We next consider whether the event which triggers the right of the second beneficiaries to take under the policies has occurred. As noted, supra, both policies provide that upon the death of the insured, the proceeds shall be payable to the designated beneficiaries, in the following order: (1) to the first beneficiary, and (2) to the second beneficiary or beneficiaries", provided none of the first beneficiaries are living at the death of the insured. Obviously, Helen A. Martin was at the death of her husband (and still is) very much alive. It is only because of her felonious conduct of which she was thereafter convicted, that the law has disqualified and prevented her from receiving the insurance proceeds in accordance with the terms of the policies.

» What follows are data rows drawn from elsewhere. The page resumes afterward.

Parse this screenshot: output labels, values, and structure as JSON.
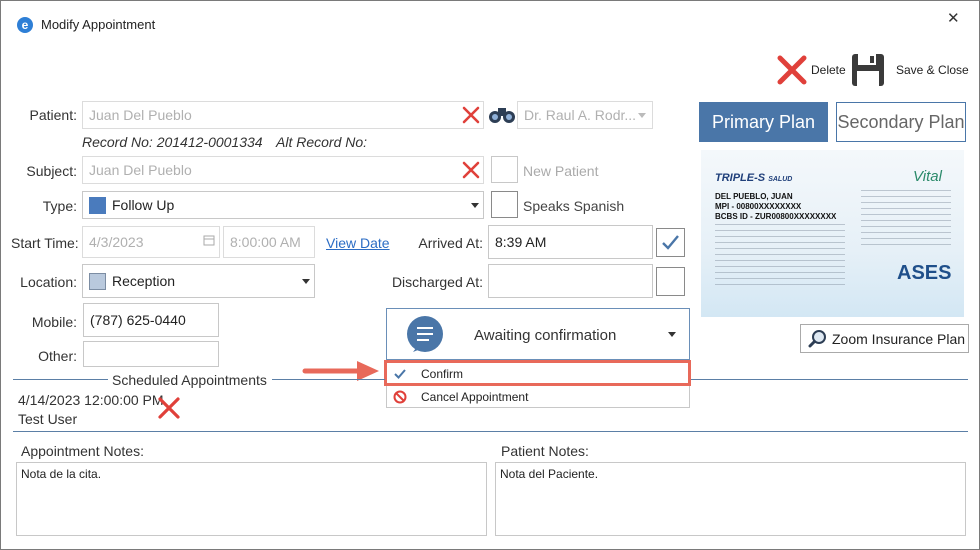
{
  "window": {
    "title": "Modify Appointment",
    "close_glyph": "✕"
  },
  "toolbar": {
    "delete_label": "Delete",
    "save_close_label": "Save & Close"
  },
  "patient": {
    "label": "Patient:",
    "value": "Juan Del Pueblo",
    "record_no": "Record No: 201412-0001334",
    "alt_record_no": "Alt Record No:",
    "doctor": "Dr. Raul A. Rodr..."
  },
  "subject": {
    "label": "Subject:",
    "value": "Juan Del Pueblo",
    "new_patient_label": "New Patient"
  },
  "type": {
    "label": "Type:",
    "value": "Follow Up",
    "color": "#4a7bbd",
    "speaks_spanish_label": "Speaks Spanish"
  },
  "start_time": {
    "label": "Start Time:",
    "date": "4/3/2023",
    "time": "8:00:00 AM",
    "view_date_link": "View Date"
  },
  "arrived": {
    "label": "Arrived At:",
    "value": "8:39 AM",
    "checked": true
  },
  "location": {
    "label": "Location:",
    "value": "Reception",
    "color": "#b9c9dd"
  },
  "discharged": {
    "label": "Discharged At:",
    "value": "",
    "checked": false
  },
  "mobile": {
    "label": "Mobile:",
    "value": "(787) 625-0440"
  },
  "other": {
    "label": "Other:",
    "value": ""
  },
  "status": {
    "selected": "Awaiting confirmation",
    "options": [
      {
        "label": "Confirm",
        "icon": "checkmark-icon"
      },
      {
        "label": "Cancel Appointment",
        "icon": "cancel-icon"
      }
    ]
  },
  "plans": {
    "primary_label": "Primary Plan",
    "secondary_label": "Secondary Plan",
    "zoom_label": "Zoom Insurance Plan"
  },
  "insurance_card": {
    "brand": "TRIPLE-S",
    "brand_sub": "SALUD",
    "name": "DEL PUEBLO, JUAN",
    "mpi": "MPI - 00800XXXXXXXX",
    "bcbs": "BCBS ID - ZUR00800XXXXXXXX",
    "vital": "Vital",
    "ases": "ASES"
  },
  "scheduled": {
    "title": "Scheduled Appointments",
    "entries": [
      {
        "datetime": "4/14/2023 12:00:00 PM",
        "user": "Test User"
      }
    ]
  },
  "notes": {
    "appointment_label": "Appointment Notes:",
    "appointment_value": "Nota de la cita.",
    "patient_label": "Patient Notes:",
    "patient_value": "Nota del Paciente."
  },
  "colors": {
    "accent": "#4a76a8",
    "danger": "#e0403a",
    "highlight": "#e8695a"
  }
}
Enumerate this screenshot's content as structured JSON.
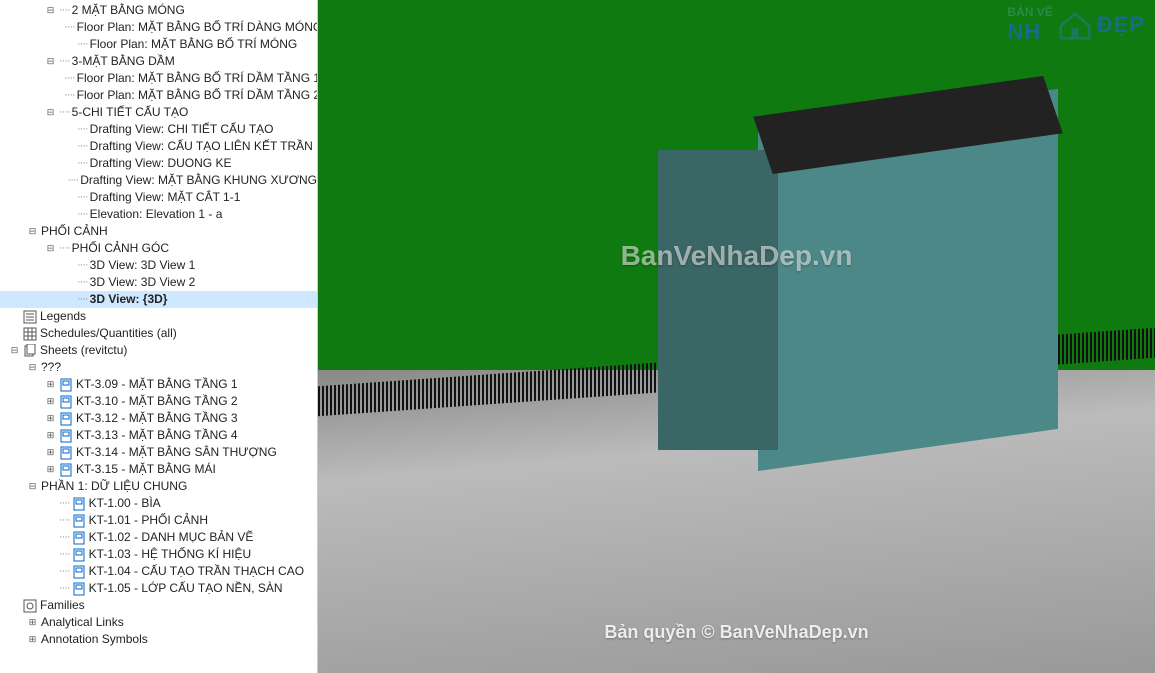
{
  "tree": [
    {
      "indent": 3,
      "exp": "minus",
      "label": "2 MẶT BẰNG MÓNG",
      "dotted": true
    },
    {
      "indent": 4,
      "exp": "none",
      "label": "Floor Plan: MẶT BẰNG BỐ TRÍ DÀNG MÓNG",
      "dotted": true
    },
    {
      "indent": 4,
      "exp": "none",
      "label": "Floor Plan: MẶT BẰNG BỐ TRÍ MÓNG",
      "dotted": true
    },
    {
      "indent": 3,
      "exp": "minus",
      "label": "3-MẶT BẰNG DẦM",
      "dotted": true
    },
    {
      "indent": 4,
      "exp": "none",
      "label": "Floor Plan: MẶT BẰNG BỐ TRÍ DẦM TẦNG 1",
      "dotted": true
    },
    {
      "indent": 4,
      "exp": "none",
      "label": "Floor Plan: MẶT BẰNG BỐ TRÍ DẦM TẦNG 2",
      "dotted": true
    },
    {
      "indent": 3,
      "exp": "minus",
      "label": "5-CHI TIẾT CẤU TẠO",
      "dotted": true
    },
    {
      "indent": 4,
      "exp": "none",
      "label": "Drafting View: CHI TIẾT CẤU TẠO",
      "dotted": true
    },
    {
      "indent": 4,
      "exp": "none",
      "label": "Drafting View: CẤU TẠO LIÊN KẾT TRẦN",
      "dotted": true
    },
    {
      "indent": 4,
      "exp": "none",
      "label": "Drafting View: DUONG KE",
      "dotted": true
    },
    {
      "indent": 4,
      "exp": "none",
      "label": "Drafting View: MẶT BẰNG KHUNG XƯƠNG",
      "dotted": true
    },
    {
      "indent": 4,
      "exp": "none",
      "label": "Drafting View: MẶT CẮT 1-1",
      "dotted": true
    },
    {
      "indent": 4,
      "exp": "none",
      "label": "Elevation: Elevation 1 - a",
      "dotted": true
    },
    {
      "indent": 2,
      "exp": "minus",
      "label": "PHỐI CẢNH",
      "dotted": false
    },
    {
      "indent": 3,
      "exp": "minus",
      "label": "PHỐI CẢNH GÓC",
      "dotted": true
    },
    {
      "indent": 4,
      "exp": "none",
      "label": "3D View: 3D View 1",
      "dotted": true
    },
    {
      "indent": 4,
      "exp": "none",
      "label": "3D View: 3D View 2",
      "dotted": true
    },
    {
      "indent": 4,
      "exp": "none",
      "label": "3D View: {3D}",
      "dotted": true,
      "selected": true
    },
    {
      "indent": 1,
      "exp": "none",
      "icon": "legend",
      "label": "Legends",
      "dotted": false
    },
    {
      "indent": 1,
      "exp": "none",
      "icon": "sched",
      "label": "Schedules/Quantities (all)",
      "dotted": false
    },
    {
      "indent": 1,
      "exp": "minus",
      "icon": "sheets",
      "label": "Sheets (revitctu)",
      "dotted": false
    },
    {
      "indent": 2,
      "exp": "minus",
      "label": "???",
      "dotted": false
    },
    {
      "indent": 3,
      "exp": "plus",
      "icon": "sheet",
      "label": "KT-3.09 - MẶT BẰNG TẦNG 1",
      "dotted": false
    },
    {
      "indent": 3,
      "exp": "plus",
      "icon": "sheet",
      "label": "KT-3.10 - MẶT BẰNG TẦNG 2",
      "dotted": false
    },
    {
      "indent": 3,
      "exp": "plus",
      "icon": "sheet",
      "label": "KT-3.12 - MẶT BẰNG TẦNG 3",
      "dotted": false
    },
    {
      "indent": 3,
      "exp": "plus",
      "icon": "sheet",
      "label": "KT-3.13 - MẶT BẰNG TẦNG 4",
      "dotted": false
    },
    {
      "indent": 3,
      "exp": "plus",
      "icon": "sheet",
      "label": "KT-3.14 - MẶT BẰNG SÂN THƯỢNG",
      "dotted": false
    },
    {
      "indent": 3,
      "exp": "plus",
      "icon": "sheet",
      "label": "KT-3.15 - MẶT BẰNG MÁI",
      "dotted": false
    },
    {
      "indent": 2,
      "exp": "minus",
      "label": "PHẦN 1: DỮ LIỆU CHUNG",
      "dotted": false
    },
    {
      "indent": 3,
      "exp": "none",
      "icon": "sheet",
      "label": "KT-1.00 - BÌA",
      "dotted": true
    },
    {
      "indent": 3,
      "exp": "none",
      "icon": "sheet",
      "label": "KT-1.01 - PHỐI CẢNH",
      "dotted": true
    },
    {
      "indent": 3,
      "exp": "none",
      "icon": "sheet",
      "label": "KT-1.02 - DANH MỤC BẢN VẼ",
      "dotted": true
    },
    {
      "indent": 3,
      "exp": "none",
      "icon": "sheet",
      "label": "KT-1.03 - HỆ THỐNG KÍ HIỆU",
      "dotted": true
    },
    {
      "indent": 3,
      "exp": "none",
      "icon": "sheet",
      "label": "KT-1.04 - CẤU TẠO TRẦN THẠCH CAO",
      "dotted": true
    },
    {
      "indent": 3,
      "exp": "none",
      "icon": "sheet",
      "label": "KT-1.05 - LỚP CẤU TẠO NỀN, SÀN",
      "dotted": true
    },
    {
      "indent": 1,
      "exp": "none",
      "icon": "fam",
      "label": "Families",
      "dotted": false
    },
    {
      "indent": 2,
      "exp": "plus",
      "label": "Analytical Links",
      "dotted": false
    },
    {
      "indent": 2,
      "exp": "plus",
      "label": "Annotation Symbols",
      "dotted": false
    }
  ],
  "watermark_center": "BanVeNhaDep.vn",
  "watermark_bottom": "Bản quyền © BanVeNhaDep.vn",
  "logo": {
    "text1": "BẢN VẼ",
    "text2": "ĐẸP",
    "nh": "NH"
  }
}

We have been cited to no Missouri case involving comparable facts. There is a split of authority in other jurisdictions. In our judgment, Missouri would follow the minority view as expounded in the well-reasoned case of Beck v. Downey, 191 F.2d 150 (9 Cir.1951). In that case, the policies, comparably to those here in issue, provided *284 that the proceeds be paid to the husband (of the woman he killed) "if living; otherwise to (the husband's mother) as contingent beneficiary." After first holding that the husband, the murder beneficiary, was precluded by public policy from receiving the proceeds of the policies, the Court held that inasmuch as the contingency, which was a condition precedent to the right of the mother of the murdered to the proceeds, was that the husband be "not living" at the time of the insured's death, and such contingency never occurred, the contingent beneficiary was not entitled to the insurance proceeds.